Junger Superheld wider Willen
Die neueste DC-Comic-Action BLUE BEETLE entfaltet eine faszinierende Welt, in der sich atemberaubende Spezialeffekte mit einem Hauch von Gesellschaftskritik verbinden.
Mit einer beeindruckenden Sammlung von Filmen, die von den ikonischen Charakteren des DC-Universums inspiriert sind, hat das DCEU in den letzten zehn Jahren eine breite Palette von Abenteuern erzählt. Neuen Aufwind erlebte es zuletzt mit „The Flash“, der nicht nur eine spannende Geschichte aufbot, sondern auch Michael Keaton als Batman zurückbrachte. Gleichzeitig bringt DCs ewiger Konkurrent Marvel mit „The Marvels“ einen lang ersehnten Blockbuster auf die große Leinwand. Gegen diese Held*innen muss also erst einmal an den (Heim-)Kinokassen bestanden werden. Auf den Schultern eines hierzulande eher weniger bekannten Superhelden lasten daher hohe Erwartungen.
Aber im Hause Warner, wo man die Rechte an den DC-Figuren hält, glaubte man wohl an die Geschichte eines jungen Hispano-Amerikaners, der lernen muss, mit außerirdischer Biotechnologie umzugehen. Wie sehr Warner von dem Film überzeugt war, sieht man schon daran, dass sich das Traditionsstudio seine Adaption rund 120 Millionen US-Dollar kosten ließ. Werbung noch nicht mitgerechnet.
Mit seinem Universitätsabschluss in der Tasche kehrt Jaime Reyes (Xolo Maridueña) zu seiner Familie nach Palmera City zurück. Dort arbeitet er zunächst als Reinigungskraft in einem Wellnesskomplex des mächtigen Rüstungskonzerns Kord Industries. Doch diesen Job verliert er recht schnell wieder, als er sich in einen zufällig belauschten Streit zwischen Jenny Kord (Bruna Marquezine) und ihrer skrupellosen Tante Victoria (Susan Sarandon) einmischt, die mit der Kraft eines außerirdischen Skarabäus unverwundbare Supersoldaten erschaffen will. Durch eine Verkettung unglücklicher Umstände landet dieser ausgerechnet in seiner Tasche. Als er ihn findet, aktiviert er ihn versehentlich und wird prompt zum neuen Wirt des Skarabäus, was ihm Superkräfte verleiht, die er zunächst kaum kontrollieren kann. Victoria will das mächtige Relikt jedoch um jeden Preis zurück …
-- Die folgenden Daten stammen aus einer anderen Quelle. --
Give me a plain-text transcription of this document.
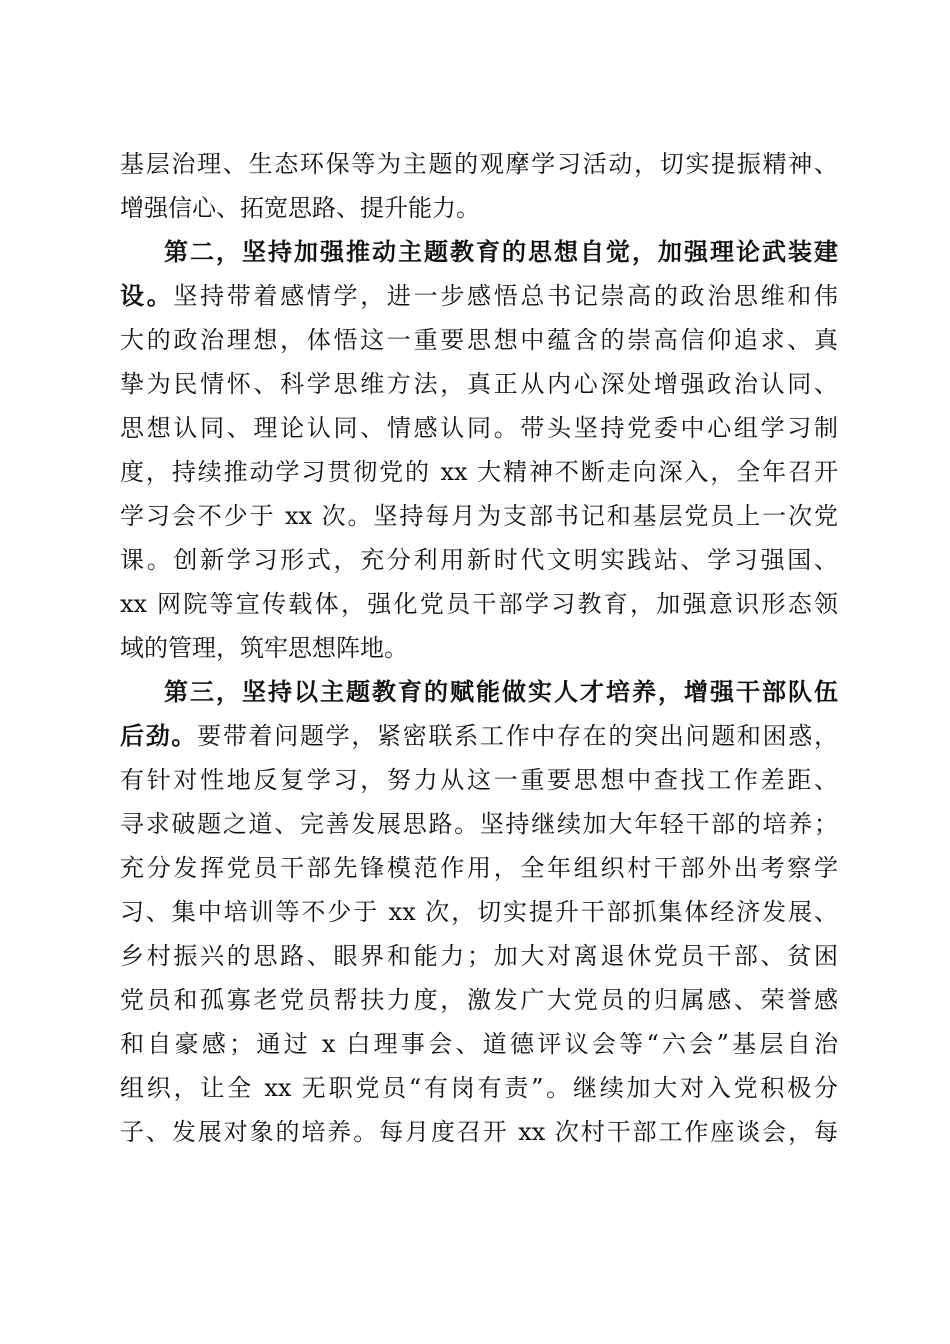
基层治理、生态环保等为主题的观摩学习活动，切实提振精神、
增强信心、拓宽思路、提升能力。
第二，坚持加强推动主题教育的思想自觉，加强理论武装建
设。坚持带着感情学，进一步感悟总书记崇高的政治思维和伟
大的政治理想，体悟这一重要思想中蕴含的崇高信仰追求、真
挚为民情怀、科学思维方法，真正从内心深处增强政治认同、
思想认同、理论认同、情感认同。带头坚持党委中心组学习制
度，持续推动学习贯彻党的 xx 大精神不断走向深入，全年召开
学习会不少于 xx 次。坚持每月为支部书记和基层党员上一次党
课。创新学习形式，充分利用新时代文明实践站、学习强国、
xx 网院等宣传载体，强化党员干部学习教育，加强意识形态领
域的管理，筑牢思想阵地。
第三，坚持以主题教育的赋能做实人才培养，增强干部队伍
后劲。要带着问题学，紧密联系工作中存在的突出问题和困惑，
有针对性地反复学习，努力从这一重要思想中查找工作差距、
寻求破题之道、完善发展思路。坚持继续加大年轻干部的培养；
充分发挥党员干部先锋模范作用，全年组织村干部外出考察学
习、集中培训等不少于 xx 次，切实提升干部抓集体经济发展、
乡村振兴的思路、眼界和能力；加大对离退休党员干部、贫困
党员和孤寡老党员帮扶力度，激发广大党员的归属感、荣誉感
和自豪感；通过 x 白理事会、道德评议会等“六会”基层自治
组织，让全 xx 无职党员“有岗有责”。继续加大对入党积极分
子、发展对象的培养。每月度召开 xx 次村干部工作座谈会，每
Der familiäre (Migrations-)Hintergrund von Jaime Reyes wertet die Comic-Adaption enorm auf – und hebt das Actionspektakel auch von der Marvel-Konkurrenz positiv ab. Vater, Mutter, Sohn, Schwester, Onkel und Großmutter leben als teils illegale Einwanderer alle unter einem Dach. Dies sorgt dafür, dass Jaimes erste schmerzhafte und verstörende Verwandlung in den Käfer-Superhelden unter den Augen seiner Familie stattfindet, die sich fortan aktiv an der Schieß- und Prügelorgie beteiligt. Mit Jennys Hilfe greift Jaime auch auf die verstaubte Ausrüstung im Hauptquartier des seit Jahrzehnten verschollenen Ted Kord zurück, das mit alten Heldenkostümen ausgestattet ist. Ein altehrwürdiges Fluggerät, das mit seinen Facettenaugen und sechs Metallbeinen an einen riesigen Käfer erinnert, versprüht viel Retro-Charme – und Dämpfe aus der „Kloake“, mit der die gepanzerten Soldaten von Kord Industries mattgesetzt werden. Neben riesigen Hologramm-Fäusten nur eines von vielen originellen Waffensystemen, mit denen Jaimes Familienmitglieder Victorias gepanzerten Soldaten Paroli bieten.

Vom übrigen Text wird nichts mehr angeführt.